Unread post by Blacklab » 2022-06-30, 22:20

mtosev wrote:I remember my grandmother having a rotary phone.
I always rather fancied this rotary dial smartphone kit: https://www.digitaltrends.com/mobile/th ... an-buy-it/

There was so much wonderful pre-digital equipment... younger people who have grown up surrounded by digital electronics seem surprised that humanity managed to survive quite happily without any digital electronics and without being permanently welded to a Smartphone and social media feeds!

Still in use by the Royal Navy into the 1980s was the MRS3 gun direction 'computer' for the RN's twin 4.5" gun mounting (mounted forward on a lot of RN frigates and destroyers of 60s, 70s, 80s era e.g. Leander class frigates). The 'computer' was in a beautiful armoured steel box about the size of a chest of drawers... filled with a mass of tiny cogs, gearwheels and synchros... an electro-mechanical thing of beauty... I do hope there is one in a computing museum somewhere. :)
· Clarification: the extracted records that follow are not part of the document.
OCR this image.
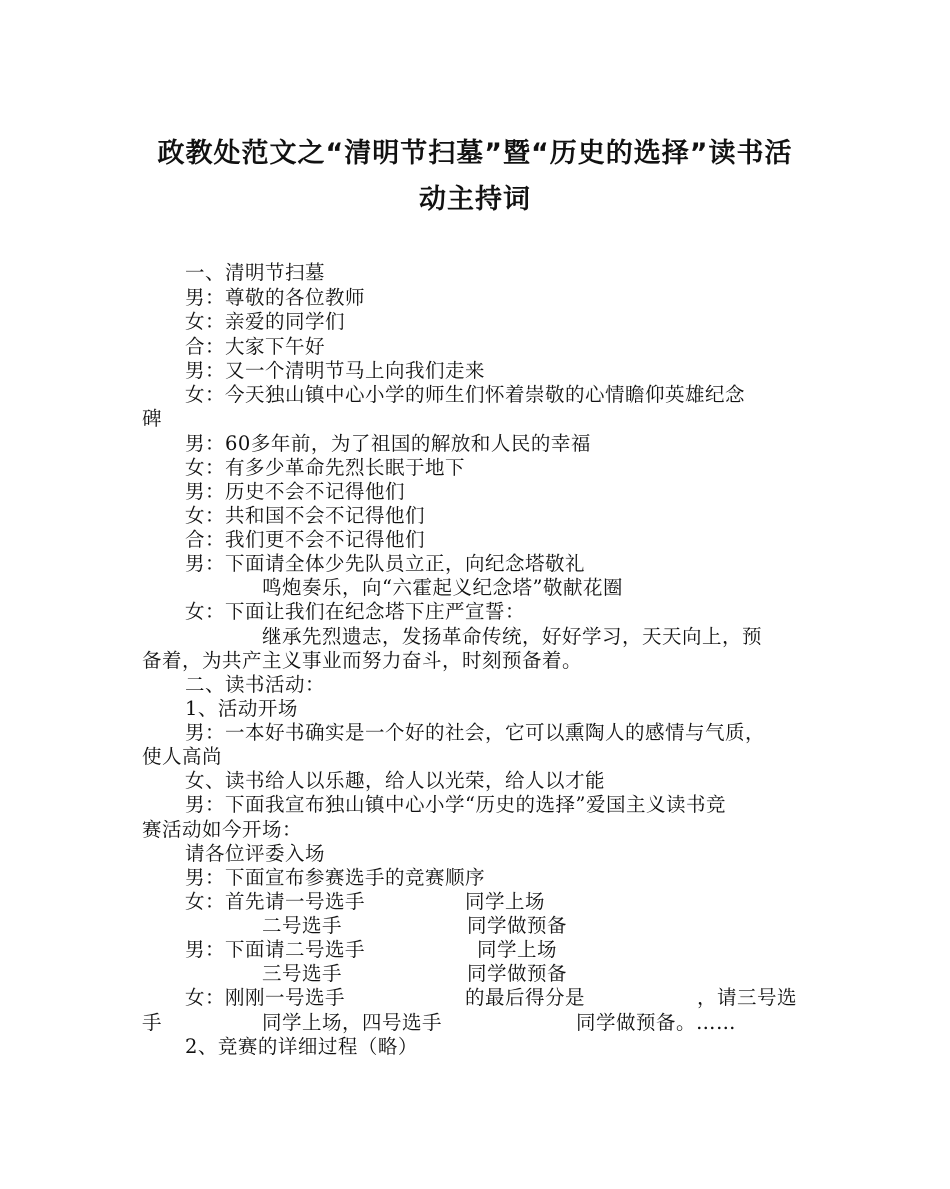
政教处范文之“清明节扫墓”暨“历史的选择”读书活
动主持词
一、清明节扫墓
男：尊敬的各位教师
女：亲爱的同学们
合：大家下午好
男：又一个清明节马上向我们走来
女：今天独山镇中心小学的师生们怀着崇敬的心情瞻仰英雄纪念
碑
男：60多年前，为了祖国的解放和人民的幸福
女：有多少革命先烈长眠于地下
男：历史不会不记得他们
女：共和国不会不记得他们
合：我们更不会不记得他们
男：下面请全体少先队员立正，向纪念塔敬礼
鸣炮奏乐，向“六霍起义纪念塔”敬献花圈
女：下面让我们在纪念塔下庄严宣誓：
继承先烈遗志，发扬革命传统，好好学习，天天向上，预
备着，为共产主义事业而努力奋斗，时刻预备着。
二、读书活动：
1、活动开场
男：一本好书确实是一个好的社会，它可以熏陶人的感情与气质，
使人高尚
女、读书给人以乐趣，给人以光荣，给人以才能
男：下面我宣布独山镇中心小学“历史的选择”爱国主义读书竞
赛活动如今开场：
请各位评委入场
男：下面宣布参赛选手的竞赛顺序
女：首先请一号选手	同学上场
二号选手	同学做预备
男：下面请二号选手	同学上场
三号选手	同学做预备
女：刚刚一号选手	的最后得分是	，请三号选
手	同学上场，四号选手	同学做预备。……
2、竞赛的详细过程（略）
Everyone tends to forget the 'difficult' transition from analogue to digital equipments and the couple of decades where you had often 'messy' combinations of the two in just about every field of engineering... phones, business computing, cars, aircraft, warships, etc, etc.

Early digital equipments' lack of memory and processing power seems pathetic now... but it was 'state of the art' in its time... e.g. the whole guidance programme for the Mk24 Tigerfish wire-guided torpedo system in RN submarines was stored on a 4K rotating magnetic drum about 6" diameter... yes I did say '4K' of memory... and it worked incredibly well.

TGCU 2.png
TGCU 2 (Torpedo Guidance Control Unit)... the 4K magnetic drum memory unit and its circuitry is in the bottom drawer!

Later the first generation computerised tactical command and weapons control systems fitted in RN nuclear submarines were built on modified Ferranti FM 1600 computers with 64K of random access magnetic-core memory.

DCB Command System.png
Control Room HMS Courageous - DCB Tactical Command & Weapon System operators' desks

Likewise the first SATNAV systems at sea in 1978 were in a 6' high cabinet with a dozen 'Post Office 27" standard racking' drawers crammed with electronics (similar to the TGCU 2 pictured above). That early SATNAV system worked really well and was a revolutionary development too... a huge technical leap to be able to know the ship's position to within a few hundred yards in the open ocean... accurate enough to update or restart the Ship's Inertial Navigation System (SINS) if necessary.

There were so few SATNAV satellites in orbit then (a dozen or so) we had to use a Hewlett Packard 9825 programmable calculator to find the optimum times to return to periscope depth to obtain a satellite navigation 'fix'... i.e. when there would be a couple of satellites above the horizon and with the right sort of altitude and crossing rate to give a good Doppler change on the signal.

Hewlett Packard 9825.jpg
Hewlett Packard 9825 programmable calculator... late 1970s

The joy of early satellite nav systems was you could listen in to the raw signal coming from the satellite on headphones... listening for your 'chosen' satellite to come above the horizon... squeak, squeak, squeak... hear how good the signal was (mast 'wash over' in submarines is a big problem with all UHF satellite signal reception...high frequency radio waves do not penetrate water)... and pull the mast down when you had enough data to calculate a 'fix' from the satellite... long before the SATNAV system's electronics had decided it had enough data. Only a few decades later any Smartphone has satellite navigation on a microscopic chip which is receiving signals from the hundreds of navigation satellites now in orbit.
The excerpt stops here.